Our Dad was very intelligent and well read. You could bring up any topic and he would know something if not a lot, about that particular subject. He loved reading, including his favorite newspaper the L.A. Times. Even as kids we knew not to touch that paper until he had read it. A tradition that my kids will tell you lives on in our household. He also loved watching classic movies with his family such as Close Encounters and Pee Wee’s Big Adventure.
Our Dad was also very sentimental and had such a gift of words. When he sent us cards for important occasions such as our birthdays, he would take the time to write long passages telling us how proud he was of us and the things he found special about us. He definitely made us feel special. He was also affectionate and loving with us.

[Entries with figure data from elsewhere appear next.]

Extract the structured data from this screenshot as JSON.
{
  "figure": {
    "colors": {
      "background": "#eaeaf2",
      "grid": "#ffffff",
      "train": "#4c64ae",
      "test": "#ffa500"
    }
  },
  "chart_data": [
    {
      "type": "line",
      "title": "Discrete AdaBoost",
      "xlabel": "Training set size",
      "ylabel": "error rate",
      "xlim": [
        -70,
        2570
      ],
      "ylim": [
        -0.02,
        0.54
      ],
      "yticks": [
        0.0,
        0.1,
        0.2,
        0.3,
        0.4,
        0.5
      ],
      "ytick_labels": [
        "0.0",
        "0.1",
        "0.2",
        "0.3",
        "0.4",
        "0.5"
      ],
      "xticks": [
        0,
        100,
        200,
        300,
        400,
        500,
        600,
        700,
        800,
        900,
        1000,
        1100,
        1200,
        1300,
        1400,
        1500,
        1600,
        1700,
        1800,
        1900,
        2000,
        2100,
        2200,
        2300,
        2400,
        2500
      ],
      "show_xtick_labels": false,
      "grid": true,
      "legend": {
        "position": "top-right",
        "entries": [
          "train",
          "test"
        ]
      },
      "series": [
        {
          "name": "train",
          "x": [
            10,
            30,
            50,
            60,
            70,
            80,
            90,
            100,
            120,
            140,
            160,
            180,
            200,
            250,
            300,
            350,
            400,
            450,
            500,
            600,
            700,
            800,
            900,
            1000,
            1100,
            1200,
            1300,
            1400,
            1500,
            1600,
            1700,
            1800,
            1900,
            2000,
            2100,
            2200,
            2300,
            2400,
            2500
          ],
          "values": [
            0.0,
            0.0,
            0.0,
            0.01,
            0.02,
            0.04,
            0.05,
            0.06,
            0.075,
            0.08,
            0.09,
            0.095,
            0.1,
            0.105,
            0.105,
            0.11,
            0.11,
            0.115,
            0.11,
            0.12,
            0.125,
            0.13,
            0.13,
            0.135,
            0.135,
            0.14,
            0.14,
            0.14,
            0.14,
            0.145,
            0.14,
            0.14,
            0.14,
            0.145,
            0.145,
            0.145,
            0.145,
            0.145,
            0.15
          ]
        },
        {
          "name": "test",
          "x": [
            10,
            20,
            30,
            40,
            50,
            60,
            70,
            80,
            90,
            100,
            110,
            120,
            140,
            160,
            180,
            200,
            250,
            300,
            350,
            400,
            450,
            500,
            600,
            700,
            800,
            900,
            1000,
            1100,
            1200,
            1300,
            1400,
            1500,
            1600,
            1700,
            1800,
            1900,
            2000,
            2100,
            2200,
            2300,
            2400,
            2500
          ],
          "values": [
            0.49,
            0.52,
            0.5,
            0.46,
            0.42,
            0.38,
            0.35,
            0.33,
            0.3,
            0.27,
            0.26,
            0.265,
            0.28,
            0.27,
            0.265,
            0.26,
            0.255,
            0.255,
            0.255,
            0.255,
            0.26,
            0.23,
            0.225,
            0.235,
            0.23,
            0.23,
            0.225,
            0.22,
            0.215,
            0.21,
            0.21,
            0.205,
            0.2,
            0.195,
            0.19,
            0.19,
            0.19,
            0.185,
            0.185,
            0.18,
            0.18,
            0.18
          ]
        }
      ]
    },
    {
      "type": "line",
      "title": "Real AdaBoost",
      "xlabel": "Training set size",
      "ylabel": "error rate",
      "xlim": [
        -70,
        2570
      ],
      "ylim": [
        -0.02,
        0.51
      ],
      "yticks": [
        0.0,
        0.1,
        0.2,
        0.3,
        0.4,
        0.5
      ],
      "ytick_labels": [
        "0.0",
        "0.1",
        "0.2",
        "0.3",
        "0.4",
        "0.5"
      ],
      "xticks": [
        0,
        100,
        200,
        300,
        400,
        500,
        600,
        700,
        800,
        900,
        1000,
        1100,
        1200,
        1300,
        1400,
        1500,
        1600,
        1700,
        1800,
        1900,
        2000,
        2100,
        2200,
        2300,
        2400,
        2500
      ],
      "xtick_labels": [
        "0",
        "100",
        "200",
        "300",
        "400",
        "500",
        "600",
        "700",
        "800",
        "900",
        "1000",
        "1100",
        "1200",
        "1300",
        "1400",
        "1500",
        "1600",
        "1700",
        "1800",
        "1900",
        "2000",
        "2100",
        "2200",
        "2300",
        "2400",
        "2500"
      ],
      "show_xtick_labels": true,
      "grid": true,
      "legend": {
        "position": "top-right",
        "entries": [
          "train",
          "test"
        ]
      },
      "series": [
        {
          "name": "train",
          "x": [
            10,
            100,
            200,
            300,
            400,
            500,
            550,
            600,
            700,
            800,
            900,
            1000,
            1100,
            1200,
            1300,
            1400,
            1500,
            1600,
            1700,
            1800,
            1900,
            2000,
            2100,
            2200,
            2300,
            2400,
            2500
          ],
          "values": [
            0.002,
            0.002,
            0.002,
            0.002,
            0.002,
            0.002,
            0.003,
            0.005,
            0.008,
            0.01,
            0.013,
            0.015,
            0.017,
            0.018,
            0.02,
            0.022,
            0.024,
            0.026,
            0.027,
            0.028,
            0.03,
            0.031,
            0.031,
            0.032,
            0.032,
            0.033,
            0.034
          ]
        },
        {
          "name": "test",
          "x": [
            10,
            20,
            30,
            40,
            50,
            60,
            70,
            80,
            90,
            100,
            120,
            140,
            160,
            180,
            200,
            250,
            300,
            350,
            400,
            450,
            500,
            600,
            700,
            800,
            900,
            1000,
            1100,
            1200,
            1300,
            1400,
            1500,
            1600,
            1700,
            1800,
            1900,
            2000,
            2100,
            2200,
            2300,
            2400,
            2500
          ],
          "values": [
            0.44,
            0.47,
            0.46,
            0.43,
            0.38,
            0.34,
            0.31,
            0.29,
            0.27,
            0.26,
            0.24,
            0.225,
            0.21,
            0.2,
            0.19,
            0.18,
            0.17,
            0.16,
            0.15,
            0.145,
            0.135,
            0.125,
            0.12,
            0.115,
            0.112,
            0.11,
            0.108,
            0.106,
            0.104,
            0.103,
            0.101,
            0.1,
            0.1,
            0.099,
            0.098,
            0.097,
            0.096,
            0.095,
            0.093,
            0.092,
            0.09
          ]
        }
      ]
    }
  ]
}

Helen has said that he was her best friend and soul mate. His nickname for her was Xotchil which is Mayan for flower. They could talk for hours just about anything. Every Saturday, Helen and our Dad would walk the trail by their home to the local bakery where he would order his favorite banana nut muffin and coffee. They traveled a lot together. Every night they would pray the rosary together, which Helen says made them grow closer to God and to each other.
Our Dad was a private man. Never one to air his business, he was particularly sensitive to others knowing of his illness. Because of that, we were not able to disclose the fact that he had been diagnosed with a terminal illness. When he was diagnosed last year, one of the things he told us, was that he had “always been lucky in life”. We were the lucky ones…we had him as our Dad.
I wake up every morning missing my dad and I know it will get better over time but right now my heart hurts because of the void in my life. I hurt for my family and myself. I find myself reliving the adventures my dad & I shared and feeling the happiness all over again.
One adventure that will always be one of the best was the time we spent the night at Edwards Air Force Base to see the Space Shuttle land for the first time. We slept in the car and woke up to witness history. I don’t know that my dad knew at the time that the experience would be one of my best memories with him. I have a whole lot to share but I would run out of space before I was done. We went on trips every year and it was always an adventure. The Grand Canyon, Zion National Park, Las Vegas, La Paz Mexico, Cabo San Lucas and many more.
My dad was the “go to” guy for many of us that needed words of wisdom and a “pick me up” when we were feeling down. Although he is not around to offer those words anymore, I still can refer back to our conversations we had when he was here and get through what I am going through. My dad was a leader who led by example and I was lucky to have him as my father not only for the good times but for the man and father he helped me become. I miss you very much JB. Happy Father’s Day.